During my school days in the sixties I was in danger of making school nit nurse redundant.
Whilst I never had a specific bath night, I do remember regular washing of my hair. It wasn’t the actual washing I didn’t like – I quite liked the smell of Vosene or the occasional Fairy Liquid when we were cutting back on shampoo – it was the methods my mother employed to get my hair clean.
We didn’t have a shower attachment which you affix to the bath-taps, but we did have a massive sink in the kitchen. If my mother washed my hair whilst cooking, there was the danger of coming out of the kitchen smelling of a combination of Vosene and egg ‘n’ chips.
My hair was washed over the sink with a plastic device which hung over the edge of the sink to help ease the shock of cold enamel on nape of neck; people facing the Guillotine were more comfortable.

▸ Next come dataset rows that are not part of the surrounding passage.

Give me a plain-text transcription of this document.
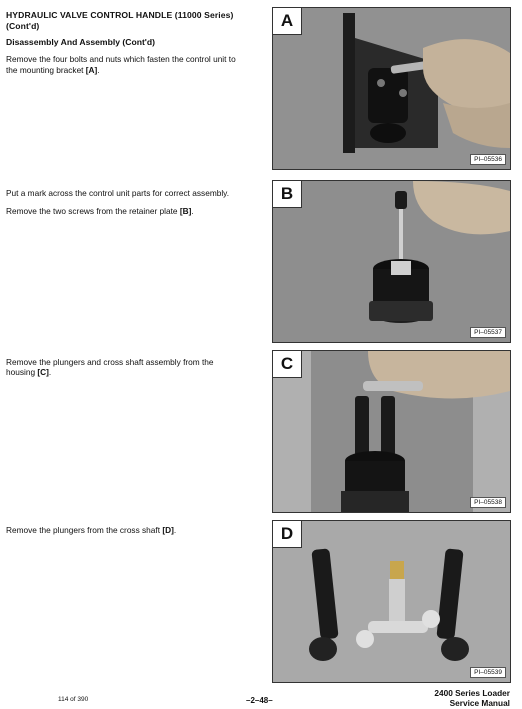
HYDRAULIC VALVE CONTROL HANDLE (11000 Series) (Cont'd)
Disassembly And Assembly (Cont'd)
Remove the four bolts and nuts which fasten the control unit to the mounting bracket [A].
Put a mark across the control unit parts for correct assembly.
Remove the two screws from the retainer plate [B].
Remove the plungers and cross shaft assembly from the housing [C].
Remove the plungers from the cross shaft [D].
A
PI–05536
B
PI–05537
C
PI–05538
D
PI–05539
114 of 390	–2–48–
2400 Series Loader
Service Manual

I preferred my hair to be washed whilst I faced the ceiling, as the yellow nicotine patch was preferable than looking at the potato peelings.
A cup was used to rinse my hair – most times it didn’t contain my mum’s Guinness, although I’m sure the iron might have strengthened my follicles.
My hair would then be vigorously dried with a tea towel from the Isle of Wight. As my head was being rubbed as if I were an old English Sheepdog I would see visions of Ventor, Alum Bay sands and Parkhurst Prison passing, at sub-liminal speeds, before my eyes.
I never did get nits, but then I’m told they don’t like clean hair. Or perhaps all head lice are allergic to potatoes?